To prove $\angle KLD$ is right, it suffices to show that $\overrightarrow{LK}\perp \overrightarrow{LD}$, that is,

$$\overrightarrow{LK}\cdot \overrightarrow{LD}=0.$$

We compute

$$\overrightarrow{LK}=K-L=\left(\tfrac12-\tfrac34,,0-\tfrac34\right)=\left(-\tfrac14,,-\tfrac34\right),$$

and

$$\overrightarrow{LD}=D-L=\left(0-\tfrac34,,1-\tfrac34\right)=\left(-\tfrac34,,\tfrac14\right).$$

Their dot product equals

$$\overrightarrow{LK}\cdot \overrightarrow{LD} =\left(-\tfrac14\right)\left(-\tfrac34\right)+\left(-\tfrac34\right)\left(\tfrac14\right) =\tfrac{3}{16}-\tfrac{3}{16}=0.$$

Therefore $\overrightarrow{LK}\perp \overrightarrow{LD}$, which implies $\angle KLD=90^\circ$.

This completes the proof. ∎

Verification of Key Steps

The identification of the parameter $t=\tfrac34$ follows directly from interpreting the ratio on a segment as a proportional division of the parameter along a straight line.
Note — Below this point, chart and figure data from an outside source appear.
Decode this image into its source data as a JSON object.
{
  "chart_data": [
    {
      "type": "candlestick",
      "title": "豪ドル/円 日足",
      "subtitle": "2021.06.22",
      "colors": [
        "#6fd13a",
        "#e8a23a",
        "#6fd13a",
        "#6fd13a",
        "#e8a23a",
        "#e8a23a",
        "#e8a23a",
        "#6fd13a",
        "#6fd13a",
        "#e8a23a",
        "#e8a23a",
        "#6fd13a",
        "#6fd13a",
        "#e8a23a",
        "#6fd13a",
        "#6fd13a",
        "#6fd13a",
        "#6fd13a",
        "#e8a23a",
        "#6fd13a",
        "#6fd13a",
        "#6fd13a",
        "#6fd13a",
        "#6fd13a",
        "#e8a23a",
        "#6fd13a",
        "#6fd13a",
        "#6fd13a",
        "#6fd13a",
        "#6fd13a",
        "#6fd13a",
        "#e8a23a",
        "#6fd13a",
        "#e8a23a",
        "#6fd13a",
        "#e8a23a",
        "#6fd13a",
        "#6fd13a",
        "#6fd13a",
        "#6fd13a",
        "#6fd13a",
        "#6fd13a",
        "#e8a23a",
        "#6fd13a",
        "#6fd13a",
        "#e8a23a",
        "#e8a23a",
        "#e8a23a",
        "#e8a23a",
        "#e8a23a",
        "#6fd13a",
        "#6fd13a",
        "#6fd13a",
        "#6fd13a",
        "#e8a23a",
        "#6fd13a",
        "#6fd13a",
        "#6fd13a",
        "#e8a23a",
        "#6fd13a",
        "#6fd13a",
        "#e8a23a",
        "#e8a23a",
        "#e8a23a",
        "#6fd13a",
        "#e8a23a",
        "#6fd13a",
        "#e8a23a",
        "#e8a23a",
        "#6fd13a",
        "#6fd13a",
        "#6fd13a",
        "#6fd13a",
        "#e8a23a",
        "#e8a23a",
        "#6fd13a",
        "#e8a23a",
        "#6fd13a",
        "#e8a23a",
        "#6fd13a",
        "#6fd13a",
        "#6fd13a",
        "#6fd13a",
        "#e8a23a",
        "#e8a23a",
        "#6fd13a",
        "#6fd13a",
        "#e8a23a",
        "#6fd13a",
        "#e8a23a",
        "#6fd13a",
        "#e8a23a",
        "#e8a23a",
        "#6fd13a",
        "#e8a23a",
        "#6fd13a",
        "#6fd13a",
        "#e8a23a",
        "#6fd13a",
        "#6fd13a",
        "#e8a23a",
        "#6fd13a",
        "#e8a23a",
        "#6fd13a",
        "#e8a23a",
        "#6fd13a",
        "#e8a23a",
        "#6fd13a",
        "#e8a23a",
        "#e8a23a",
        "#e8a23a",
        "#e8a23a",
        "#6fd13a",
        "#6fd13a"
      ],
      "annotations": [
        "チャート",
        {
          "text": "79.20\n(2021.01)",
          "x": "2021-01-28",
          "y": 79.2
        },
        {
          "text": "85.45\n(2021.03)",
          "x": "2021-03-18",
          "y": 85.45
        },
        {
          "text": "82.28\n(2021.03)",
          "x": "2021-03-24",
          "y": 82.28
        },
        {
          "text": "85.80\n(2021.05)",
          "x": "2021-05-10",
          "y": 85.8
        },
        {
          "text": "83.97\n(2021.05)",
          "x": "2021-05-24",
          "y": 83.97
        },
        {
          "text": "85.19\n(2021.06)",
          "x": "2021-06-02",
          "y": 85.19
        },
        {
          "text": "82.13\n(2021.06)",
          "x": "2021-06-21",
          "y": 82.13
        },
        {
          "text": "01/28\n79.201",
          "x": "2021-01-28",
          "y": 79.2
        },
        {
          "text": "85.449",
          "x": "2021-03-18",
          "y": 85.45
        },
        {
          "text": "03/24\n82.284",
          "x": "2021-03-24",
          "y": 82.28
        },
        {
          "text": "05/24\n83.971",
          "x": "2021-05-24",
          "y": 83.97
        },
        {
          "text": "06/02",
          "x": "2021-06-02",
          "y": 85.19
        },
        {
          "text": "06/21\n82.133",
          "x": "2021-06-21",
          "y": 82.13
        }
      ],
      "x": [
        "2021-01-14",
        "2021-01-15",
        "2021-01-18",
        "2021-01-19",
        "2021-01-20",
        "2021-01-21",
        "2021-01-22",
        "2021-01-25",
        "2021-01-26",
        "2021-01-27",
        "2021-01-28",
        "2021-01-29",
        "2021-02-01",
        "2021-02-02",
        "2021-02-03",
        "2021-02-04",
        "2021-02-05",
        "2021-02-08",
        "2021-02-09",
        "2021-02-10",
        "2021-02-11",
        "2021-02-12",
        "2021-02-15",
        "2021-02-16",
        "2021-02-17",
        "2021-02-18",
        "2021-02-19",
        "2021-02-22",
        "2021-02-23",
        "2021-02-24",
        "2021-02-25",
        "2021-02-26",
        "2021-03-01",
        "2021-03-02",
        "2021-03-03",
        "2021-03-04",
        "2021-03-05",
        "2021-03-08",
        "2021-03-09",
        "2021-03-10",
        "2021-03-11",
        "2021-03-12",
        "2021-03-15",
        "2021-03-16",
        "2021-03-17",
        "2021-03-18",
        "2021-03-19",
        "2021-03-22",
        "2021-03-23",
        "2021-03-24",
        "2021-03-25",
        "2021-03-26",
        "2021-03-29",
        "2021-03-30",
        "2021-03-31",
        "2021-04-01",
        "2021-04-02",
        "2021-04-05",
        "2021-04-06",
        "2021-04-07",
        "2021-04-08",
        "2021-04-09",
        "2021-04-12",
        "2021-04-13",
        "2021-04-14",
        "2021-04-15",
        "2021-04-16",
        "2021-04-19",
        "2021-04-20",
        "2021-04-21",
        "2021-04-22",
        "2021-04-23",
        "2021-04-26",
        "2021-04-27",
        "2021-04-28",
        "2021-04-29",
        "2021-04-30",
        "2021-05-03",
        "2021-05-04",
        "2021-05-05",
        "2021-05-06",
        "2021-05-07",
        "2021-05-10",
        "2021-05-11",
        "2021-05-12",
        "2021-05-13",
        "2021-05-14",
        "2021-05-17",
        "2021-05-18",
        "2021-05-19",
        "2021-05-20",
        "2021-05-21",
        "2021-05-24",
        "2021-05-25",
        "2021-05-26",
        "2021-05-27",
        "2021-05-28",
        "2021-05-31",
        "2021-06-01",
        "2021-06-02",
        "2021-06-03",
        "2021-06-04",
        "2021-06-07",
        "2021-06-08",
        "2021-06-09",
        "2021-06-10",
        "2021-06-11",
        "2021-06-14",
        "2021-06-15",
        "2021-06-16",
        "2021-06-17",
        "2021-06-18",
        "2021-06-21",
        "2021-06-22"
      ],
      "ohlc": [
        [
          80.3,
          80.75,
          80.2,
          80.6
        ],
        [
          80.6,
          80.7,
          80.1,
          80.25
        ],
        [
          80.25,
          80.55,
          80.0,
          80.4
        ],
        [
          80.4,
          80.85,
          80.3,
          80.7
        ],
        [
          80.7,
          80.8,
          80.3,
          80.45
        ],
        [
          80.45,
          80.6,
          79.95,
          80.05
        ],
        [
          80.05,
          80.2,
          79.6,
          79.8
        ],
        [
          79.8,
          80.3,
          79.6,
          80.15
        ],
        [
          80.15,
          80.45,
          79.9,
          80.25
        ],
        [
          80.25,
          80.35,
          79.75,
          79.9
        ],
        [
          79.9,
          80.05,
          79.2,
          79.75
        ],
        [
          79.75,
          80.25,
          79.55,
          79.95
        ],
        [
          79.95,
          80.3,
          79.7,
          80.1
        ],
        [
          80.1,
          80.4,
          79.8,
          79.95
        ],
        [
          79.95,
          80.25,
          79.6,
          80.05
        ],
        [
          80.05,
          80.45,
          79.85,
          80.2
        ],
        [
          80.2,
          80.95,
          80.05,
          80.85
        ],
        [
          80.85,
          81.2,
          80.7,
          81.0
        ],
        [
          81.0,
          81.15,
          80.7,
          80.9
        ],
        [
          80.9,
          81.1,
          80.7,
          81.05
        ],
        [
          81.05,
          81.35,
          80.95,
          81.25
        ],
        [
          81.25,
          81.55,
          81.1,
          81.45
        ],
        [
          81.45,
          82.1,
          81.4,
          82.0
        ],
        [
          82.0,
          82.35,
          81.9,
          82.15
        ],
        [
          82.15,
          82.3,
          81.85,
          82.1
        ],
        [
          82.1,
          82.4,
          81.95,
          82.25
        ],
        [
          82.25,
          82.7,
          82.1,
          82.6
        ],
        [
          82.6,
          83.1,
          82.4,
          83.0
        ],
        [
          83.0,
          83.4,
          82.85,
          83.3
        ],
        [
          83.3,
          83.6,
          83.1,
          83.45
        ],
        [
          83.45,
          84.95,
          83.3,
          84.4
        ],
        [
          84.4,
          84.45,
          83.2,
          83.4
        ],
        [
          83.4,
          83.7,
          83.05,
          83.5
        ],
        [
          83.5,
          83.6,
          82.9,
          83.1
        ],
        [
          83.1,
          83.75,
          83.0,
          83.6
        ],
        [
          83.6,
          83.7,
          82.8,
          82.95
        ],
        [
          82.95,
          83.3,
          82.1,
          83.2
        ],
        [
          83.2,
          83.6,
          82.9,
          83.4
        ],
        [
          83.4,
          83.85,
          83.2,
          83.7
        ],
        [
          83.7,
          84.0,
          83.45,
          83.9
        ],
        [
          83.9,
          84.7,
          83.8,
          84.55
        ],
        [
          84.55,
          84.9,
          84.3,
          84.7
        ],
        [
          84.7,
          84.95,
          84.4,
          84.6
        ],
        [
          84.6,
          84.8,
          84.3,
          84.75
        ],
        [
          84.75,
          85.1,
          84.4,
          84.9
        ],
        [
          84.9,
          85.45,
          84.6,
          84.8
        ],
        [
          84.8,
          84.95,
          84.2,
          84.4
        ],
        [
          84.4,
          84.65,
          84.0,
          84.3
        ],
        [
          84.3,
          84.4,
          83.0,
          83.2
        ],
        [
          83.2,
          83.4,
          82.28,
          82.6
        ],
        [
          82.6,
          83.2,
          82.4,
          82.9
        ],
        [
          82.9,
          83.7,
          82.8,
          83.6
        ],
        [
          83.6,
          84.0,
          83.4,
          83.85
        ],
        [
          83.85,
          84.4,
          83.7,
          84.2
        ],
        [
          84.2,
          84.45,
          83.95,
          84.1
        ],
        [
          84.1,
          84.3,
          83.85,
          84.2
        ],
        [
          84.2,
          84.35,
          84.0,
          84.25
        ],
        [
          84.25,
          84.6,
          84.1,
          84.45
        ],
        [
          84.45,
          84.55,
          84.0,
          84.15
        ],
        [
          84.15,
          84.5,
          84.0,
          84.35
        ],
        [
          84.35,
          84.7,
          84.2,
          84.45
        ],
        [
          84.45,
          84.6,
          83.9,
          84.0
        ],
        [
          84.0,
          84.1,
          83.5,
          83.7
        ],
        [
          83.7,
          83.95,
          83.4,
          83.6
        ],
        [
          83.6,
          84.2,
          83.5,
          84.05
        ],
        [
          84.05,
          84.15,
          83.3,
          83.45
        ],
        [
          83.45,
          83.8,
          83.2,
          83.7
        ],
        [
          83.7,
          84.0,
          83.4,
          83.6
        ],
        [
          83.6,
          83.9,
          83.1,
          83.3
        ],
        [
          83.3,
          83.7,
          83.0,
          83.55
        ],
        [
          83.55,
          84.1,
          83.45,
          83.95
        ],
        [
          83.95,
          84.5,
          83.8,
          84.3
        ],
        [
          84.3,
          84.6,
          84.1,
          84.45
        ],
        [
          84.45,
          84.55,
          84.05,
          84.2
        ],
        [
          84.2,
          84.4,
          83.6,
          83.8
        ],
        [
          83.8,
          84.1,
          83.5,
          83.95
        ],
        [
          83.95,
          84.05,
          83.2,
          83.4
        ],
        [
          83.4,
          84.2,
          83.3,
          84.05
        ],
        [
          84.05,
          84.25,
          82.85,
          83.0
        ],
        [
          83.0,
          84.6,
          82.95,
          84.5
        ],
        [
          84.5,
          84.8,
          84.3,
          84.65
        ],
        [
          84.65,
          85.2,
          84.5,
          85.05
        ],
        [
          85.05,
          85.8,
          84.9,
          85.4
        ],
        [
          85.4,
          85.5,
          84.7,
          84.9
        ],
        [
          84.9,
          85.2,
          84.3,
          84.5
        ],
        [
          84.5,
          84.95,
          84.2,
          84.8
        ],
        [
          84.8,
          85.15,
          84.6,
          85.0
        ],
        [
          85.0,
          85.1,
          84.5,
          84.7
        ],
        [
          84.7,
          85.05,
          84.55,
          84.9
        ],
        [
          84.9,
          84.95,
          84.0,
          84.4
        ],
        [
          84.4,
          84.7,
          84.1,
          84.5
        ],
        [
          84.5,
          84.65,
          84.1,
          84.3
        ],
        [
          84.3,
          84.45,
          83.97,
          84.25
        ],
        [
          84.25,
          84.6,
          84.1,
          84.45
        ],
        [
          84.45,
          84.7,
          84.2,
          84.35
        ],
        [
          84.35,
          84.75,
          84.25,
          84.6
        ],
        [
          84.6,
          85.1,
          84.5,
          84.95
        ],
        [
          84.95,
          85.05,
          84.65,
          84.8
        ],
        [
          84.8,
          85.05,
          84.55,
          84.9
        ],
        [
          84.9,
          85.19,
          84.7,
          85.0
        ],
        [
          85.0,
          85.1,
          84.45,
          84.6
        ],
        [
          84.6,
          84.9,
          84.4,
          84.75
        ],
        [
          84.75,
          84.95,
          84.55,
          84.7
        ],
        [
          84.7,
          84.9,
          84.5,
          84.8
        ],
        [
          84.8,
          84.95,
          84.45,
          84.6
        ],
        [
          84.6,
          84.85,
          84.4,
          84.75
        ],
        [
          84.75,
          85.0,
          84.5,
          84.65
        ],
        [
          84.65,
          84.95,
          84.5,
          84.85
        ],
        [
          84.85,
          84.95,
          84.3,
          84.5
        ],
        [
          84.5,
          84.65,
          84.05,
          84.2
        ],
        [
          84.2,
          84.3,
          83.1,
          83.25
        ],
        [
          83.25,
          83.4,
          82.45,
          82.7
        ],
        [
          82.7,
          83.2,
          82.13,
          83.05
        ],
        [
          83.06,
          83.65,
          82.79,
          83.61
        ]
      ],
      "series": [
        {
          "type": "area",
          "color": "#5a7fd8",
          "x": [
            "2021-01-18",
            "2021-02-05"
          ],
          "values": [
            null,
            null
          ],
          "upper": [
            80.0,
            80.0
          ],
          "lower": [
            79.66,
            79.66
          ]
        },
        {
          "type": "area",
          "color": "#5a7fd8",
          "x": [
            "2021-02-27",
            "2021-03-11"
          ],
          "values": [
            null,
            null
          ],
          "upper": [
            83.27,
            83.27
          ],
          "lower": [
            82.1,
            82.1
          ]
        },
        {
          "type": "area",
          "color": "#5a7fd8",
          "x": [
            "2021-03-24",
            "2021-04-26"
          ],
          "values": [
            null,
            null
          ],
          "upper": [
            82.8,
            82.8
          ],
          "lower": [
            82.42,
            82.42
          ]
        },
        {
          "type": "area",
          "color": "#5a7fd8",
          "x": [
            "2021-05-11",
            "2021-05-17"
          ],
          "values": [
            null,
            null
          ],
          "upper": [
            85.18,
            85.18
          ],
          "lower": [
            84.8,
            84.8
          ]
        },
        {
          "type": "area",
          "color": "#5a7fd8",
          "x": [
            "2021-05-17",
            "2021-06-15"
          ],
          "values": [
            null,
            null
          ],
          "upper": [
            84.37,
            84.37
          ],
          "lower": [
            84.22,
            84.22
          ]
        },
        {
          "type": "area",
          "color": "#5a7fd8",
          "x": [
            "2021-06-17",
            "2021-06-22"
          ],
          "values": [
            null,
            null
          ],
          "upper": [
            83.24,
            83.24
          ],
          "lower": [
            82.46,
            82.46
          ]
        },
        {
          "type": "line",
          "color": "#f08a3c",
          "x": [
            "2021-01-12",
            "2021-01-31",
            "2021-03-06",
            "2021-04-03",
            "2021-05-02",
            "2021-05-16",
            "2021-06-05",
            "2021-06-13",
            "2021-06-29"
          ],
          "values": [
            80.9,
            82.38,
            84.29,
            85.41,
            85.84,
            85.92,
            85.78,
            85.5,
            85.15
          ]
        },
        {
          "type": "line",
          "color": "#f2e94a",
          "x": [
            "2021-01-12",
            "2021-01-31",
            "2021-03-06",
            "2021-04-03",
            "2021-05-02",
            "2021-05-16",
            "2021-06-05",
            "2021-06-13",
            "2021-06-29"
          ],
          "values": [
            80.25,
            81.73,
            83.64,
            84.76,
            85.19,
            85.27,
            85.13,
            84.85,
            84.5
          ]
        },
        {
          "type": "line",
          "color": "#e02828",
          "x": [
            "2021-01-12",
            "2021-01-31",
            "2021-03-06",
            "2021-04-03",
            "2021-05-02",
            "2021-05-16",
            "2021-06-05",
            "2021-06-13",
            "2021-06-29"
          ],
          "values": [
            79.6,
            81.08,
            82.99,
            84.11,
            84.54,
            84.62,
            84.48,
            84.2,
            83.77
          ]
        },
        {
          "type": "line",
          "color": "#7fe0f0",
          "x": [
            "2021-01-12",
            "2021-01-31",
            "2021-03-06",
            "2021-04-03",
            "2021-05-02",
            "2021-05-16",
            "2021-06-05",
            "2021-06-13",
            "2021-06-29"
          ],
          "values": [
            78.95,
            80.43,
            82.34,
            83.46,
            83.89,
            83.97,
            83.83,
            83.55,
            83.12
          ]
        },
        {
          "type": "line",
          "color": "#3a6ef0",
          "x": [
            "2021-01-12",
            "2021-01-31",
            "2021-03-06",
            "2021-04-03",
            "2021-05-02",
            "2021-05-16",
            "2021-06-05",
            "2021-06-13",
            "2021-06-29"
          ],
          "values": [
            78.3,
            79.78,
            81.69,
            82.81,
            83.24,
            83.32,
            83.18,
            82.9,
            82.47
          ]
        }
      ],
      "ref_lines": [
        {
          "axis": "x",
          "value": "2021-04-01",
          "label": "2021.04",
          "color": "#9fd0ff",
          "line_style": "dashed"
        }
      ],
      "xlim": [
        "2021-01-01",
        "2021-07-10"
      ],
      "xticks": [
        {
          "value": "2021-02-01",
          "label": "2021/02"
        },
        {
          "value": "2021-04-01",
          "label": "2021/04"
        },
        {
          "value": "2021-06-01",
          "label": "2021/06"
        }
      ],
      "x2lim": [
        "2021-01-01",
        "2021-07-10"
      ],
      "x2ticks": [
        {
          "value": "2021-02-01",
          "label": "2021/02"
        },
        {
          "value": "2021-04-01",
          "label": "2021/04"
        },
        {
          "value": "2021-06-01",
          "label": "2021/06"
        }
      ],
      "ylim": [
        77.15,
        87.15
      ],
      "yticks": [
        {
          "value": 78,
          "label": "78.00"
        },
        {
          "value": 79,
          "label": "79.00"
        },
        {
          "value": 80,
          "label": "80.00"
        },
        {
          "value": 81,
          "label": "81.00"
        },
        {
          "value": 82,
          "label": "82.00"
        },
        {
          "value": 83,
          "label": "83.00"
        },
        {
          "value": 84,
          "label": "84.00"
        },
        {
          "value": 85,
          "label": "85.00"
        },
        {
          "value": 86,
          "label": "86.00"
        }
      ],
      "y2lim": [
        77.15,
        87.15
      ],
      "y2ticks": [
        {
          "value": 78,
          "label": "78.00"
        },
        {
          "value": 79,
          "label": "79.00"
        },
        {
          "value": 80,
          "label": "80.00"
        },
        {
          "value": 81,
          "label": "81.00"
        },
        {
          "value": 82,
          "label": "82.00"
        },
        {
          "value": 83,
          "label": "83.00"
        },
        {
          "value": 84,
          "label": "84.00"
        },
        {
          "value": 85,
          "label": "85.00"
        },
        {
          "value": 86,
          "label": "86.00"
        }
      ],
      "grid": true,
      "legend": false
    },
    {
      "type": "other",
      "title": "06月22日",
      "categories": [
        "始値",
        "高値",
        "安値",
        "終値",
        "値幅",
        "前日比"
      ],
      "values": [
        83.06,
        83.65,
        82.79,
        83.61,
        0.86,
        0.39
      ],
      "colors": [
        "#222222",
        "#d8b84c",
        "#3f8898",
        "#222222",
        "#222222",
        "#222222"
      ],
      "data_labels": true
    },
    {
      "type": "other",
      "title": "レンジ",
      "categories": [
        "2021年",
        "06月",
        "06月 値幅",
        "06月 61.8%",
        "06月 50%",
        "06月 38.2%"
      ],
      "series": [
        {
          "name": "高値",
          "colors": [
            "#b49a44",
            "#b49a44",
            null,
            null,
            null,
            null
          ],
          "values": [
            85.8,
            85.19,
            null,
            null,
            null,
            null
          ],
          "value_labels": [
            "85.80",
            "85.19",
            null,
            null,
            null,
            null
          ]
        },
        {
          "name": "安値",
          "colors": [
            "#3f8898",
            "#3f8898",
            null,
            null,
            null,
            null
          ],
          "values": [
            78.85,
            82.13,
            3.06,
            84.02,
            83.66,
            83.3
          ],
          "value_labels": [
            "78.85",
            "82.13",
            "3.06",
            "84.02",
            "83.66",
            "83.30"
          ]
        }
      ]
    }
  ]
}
Since $AC$ is represented by $(t,t)$, distances along it scale linearly with $t$, so the fraction of the whole segment from $A$ to $L$ equals $t$.

The vector computations are verified independently by recomputing each coordinate difference: subtraction in both components yields consistent expressions for $\overrightarrow{LK}$ and $\overrightarrow{LD}$.

The orthogonality check reduces entirely to arithmetic in rational numbers, and cancellation occurs between equal magnitude opposite-sign terms, ensuring no hidden geometric assumption is used.

Alternative Approaches

A synthetic approach avoids coordinates by using properties of midpoints and angle chasing in similar triangles formed by the diagonal of the square. One can express $K$ as the midpoint of $AB$ and compare triangles $ALK$ and $ADL$ using similarity induced by the square’s symmetry. This route is more sensitive to auxiliary constructions and angle tracking, while the coordinate method reduces the problem to a single explicit orthogonality computation with no auxiliary geometric choices.